Na de recente olierampen met de schepen Prestige, Tricolor en Vicky schiet de overheid eindelijk wakker. Samen met de havendiensten dokterde Vlaams minister van Leefmilieu Vera Dua ( Agalev) een systeem uit om de lozingen op zee in te dijken. Voortaan moeten schepen op voorhand aangeven hoeveel afvalstoffen ze aan boord hebben. Vanaf 1 april 2003 moeten ze een borg van 500 tot 3000 euro per ton betalen. Het bedrag krijgen ze pas terug als bewezen is dat hun afval in een speciale installatie, zoals bij Marpobel, is verwerkt. Van Overstraeten: “Ook de rederijen trokken mee aan de kar, want zij ondervinden veel last van ongereglementeerde concurrentie uit Panama of Liberia. Bovendien heeft de Europese Commissie begin deze maand het voorstel ingediend om kapiteins bij opzettelijke olielozing sancties – tot een gevangenisstraf toe – op te leggen.
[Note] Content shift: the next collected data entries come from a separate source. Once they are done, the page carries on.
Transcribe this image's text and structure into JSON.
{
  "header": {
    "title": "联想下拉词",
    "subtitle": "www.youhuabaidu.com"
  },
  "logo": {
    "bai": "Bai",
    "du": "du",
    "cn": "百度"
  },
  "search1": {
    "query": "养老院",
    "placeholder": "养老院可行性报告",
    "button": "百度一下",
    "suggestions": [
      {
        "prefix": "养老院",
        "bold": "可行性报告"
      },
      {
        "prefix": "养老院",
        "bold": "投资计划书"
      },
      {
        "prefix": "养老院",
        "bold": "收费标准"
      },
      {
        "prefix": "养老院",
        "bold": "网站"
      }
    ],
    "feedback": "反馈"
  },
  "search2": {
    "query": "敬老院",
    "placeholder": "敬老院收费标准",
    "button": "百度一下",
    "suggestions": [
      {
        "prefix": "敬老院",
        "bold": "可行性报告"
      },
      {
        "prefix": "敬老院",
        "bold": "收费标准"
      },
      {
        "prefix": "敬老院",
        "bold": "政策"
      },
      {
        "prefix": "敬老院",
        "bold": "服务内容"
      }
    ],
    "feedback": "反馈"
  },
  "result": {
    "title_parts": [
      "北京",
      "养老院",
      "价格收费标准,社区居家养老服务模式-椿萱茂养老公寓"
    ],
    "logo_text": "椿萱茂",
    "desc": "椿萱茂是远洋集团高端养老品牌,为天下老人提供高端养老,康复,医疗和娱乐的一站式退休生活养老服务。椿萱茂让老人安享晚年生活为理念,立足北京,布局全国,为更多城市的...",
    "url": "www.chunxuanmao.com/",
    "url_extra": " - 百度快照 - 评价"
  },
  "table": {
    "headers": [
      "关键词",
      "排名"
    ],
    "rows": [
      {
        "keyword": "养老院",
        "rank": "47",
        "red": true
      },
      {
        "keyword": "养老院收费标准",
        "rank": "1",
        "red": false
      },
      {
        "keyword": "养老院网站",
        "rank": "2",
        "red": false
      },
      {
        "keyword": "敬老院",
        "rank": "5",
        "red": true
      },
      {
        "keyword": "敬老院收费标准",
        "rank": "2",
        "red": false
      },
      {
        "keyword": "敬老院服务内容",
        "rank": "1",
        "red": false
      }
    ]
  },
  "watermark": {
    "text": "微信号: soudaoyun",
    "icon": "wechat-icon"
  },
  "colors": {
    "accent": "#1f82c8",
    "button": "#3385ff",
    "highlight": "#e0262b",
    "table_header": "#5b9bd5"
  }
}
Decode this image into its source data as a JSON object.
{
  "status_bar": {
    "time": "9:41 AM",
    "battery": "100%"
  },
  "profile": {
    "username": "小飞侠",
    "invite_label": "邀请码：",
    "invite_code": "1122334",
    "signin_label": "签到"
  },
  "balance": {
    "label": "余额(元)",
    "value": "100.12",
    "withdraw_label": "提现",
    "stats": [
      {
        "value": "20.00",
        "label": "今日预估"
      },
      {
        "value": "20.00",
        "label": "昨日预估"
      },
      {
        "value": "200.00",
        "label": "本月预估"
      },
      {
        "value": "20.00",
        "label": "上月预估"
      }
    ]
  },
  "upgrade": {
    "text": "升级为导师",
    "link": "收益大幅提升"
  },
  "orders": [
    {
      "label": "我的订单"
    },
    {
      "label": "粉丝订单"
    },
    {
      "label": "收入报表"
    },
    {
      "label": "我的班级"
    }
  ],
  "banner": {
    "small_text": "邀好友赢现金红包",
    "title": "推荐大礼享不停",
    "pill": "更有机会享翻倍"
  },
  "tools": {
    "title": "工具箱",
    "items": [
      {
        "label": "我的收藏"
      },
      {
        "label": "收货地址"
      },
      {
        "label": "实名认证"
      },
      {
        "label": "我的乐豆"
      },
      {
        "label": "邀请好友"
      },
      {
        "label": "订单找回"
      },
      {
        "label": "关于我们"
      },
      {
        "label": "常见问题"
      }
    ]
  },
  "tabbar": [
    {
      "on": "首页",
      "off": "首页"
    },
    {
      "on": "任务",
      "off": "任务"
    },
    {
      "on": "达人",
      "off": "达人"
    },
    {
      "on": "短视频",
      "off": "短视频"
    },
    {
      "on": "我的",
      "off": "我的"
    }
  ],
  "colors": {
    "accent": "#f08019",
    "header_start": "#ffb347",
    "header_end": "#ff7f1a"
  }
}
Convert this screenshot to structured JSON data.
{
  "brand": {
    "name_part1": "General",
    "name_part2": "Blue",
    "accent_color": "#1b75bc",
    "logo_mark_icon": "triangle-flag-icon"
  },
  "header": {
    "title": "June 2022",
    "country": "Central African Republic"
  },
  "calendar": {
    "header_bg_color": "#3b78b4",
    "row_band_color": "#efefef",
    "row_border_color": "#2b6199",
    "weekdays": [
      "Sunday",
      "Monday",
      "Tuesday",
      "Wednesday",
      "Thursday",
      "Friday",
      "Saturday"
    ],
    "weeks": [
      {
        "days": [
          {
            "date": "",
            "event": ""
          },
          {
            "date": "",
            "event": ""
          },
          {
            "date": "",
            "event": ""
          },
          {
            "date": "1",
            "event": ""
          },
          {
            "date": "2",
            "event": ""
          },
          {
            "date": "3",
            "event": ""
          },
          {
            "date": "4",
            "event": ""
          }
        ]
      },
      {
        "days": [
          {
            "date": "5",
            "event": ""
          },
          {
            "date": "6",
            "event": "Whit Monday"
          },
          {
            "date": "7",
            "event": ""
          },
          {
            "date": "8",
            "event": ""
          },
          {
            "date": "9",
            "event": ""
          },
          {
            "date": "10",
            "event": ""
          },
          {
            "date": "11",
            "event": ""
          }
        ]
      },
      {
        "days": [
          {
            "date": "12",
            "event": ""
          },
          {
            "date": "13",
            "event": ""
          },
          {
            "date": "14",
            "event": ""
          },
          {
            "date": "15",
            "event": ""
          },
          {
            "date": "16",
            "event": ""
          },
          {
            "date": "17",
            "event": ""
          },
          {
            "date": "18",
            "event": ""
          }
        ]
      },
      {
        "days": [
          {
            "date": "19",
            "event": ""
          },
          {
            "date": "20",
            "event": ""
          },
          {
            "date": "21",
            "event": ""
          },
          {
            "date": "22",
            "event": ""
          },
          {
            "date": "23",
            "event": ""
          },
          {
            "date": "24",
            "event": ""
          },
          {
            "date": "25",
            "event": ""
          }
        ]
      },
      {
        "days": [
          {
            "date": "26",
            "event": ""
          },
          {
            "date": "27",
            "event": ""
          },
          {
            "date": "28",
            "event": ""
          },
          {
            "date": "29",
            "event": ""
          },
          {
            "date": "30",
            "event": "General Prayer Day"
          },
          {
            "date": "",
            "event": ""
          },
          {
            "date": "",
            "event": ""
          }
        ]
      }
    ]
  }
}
Voorlopig is dat nog niet mogelijk.”
Wie betaalt de extra investeringen?
Op de voormalige Beliard-site recycleren een dertigtal medewerkers van Marpobel sinds 1 juli 2000 scheepsolie tot secundaire grondstoffen. De lichters van dochter Belgian Oil Services ( BOS) zorgen voor de aanlevering van het afval. Daarnaast reinigt het bedrijf wagens en containers van alle weg- en spoorvervoer. Van Overstraeten: “Als reactie op het uitblijven van de grote hoeveelheden scheepsafval is Marpobel begonnen met het verwerken van landstromen, inclusief slib.”
In plaats van de geraamde hoeveelheden kreeg Marpobel – een joint venture tussen de Nederlandse afvalverwerker van Gansewinkel en de Limburgse milieugroep Machiels – vorig jaar slechts 20.000 ton scheepsafval toegeleverd. Van Overstraeten: “Dankzij alle overheidsmaatregelen hopen we dit volume snel te kunnen verdubbelen, zodat we ons verlies van 2,3 miljoen euro op een omzet van 4,9 miljoen euro eindelijk kunnen rechttrekken. Ook de stijging van de containertrafiek in Antwerpen stemt ons hoopvol.”
Maar het regeringsinitiatief heeft een keerzijde. Ruud Sondag, gedelegeerd bestuurder van de van Gansewinkel Groep: “Nu zullen we onze capaciteit moeten verdubbelen, wat opnieuw een bijkomende inspanning van 2 à 3 miljoen euro vraagt. Na een initiële injectie van 17,5 miljoen euro, zijn we nu wat minder happig op bijkomende investeringen. Vergeet niet dat de buurlanden een vrijwel gratis dienstverlening voor de schepen uitbouwden. Zo kocht Rotterdam de verlieslatende installatie van Sita afgelopen zomer voor 6,5 miljoen euro. Het is hoog tijd dat ook de Vlaamse overheid over de brug komt met de financiering van de noodzakelijke uitbreiding.”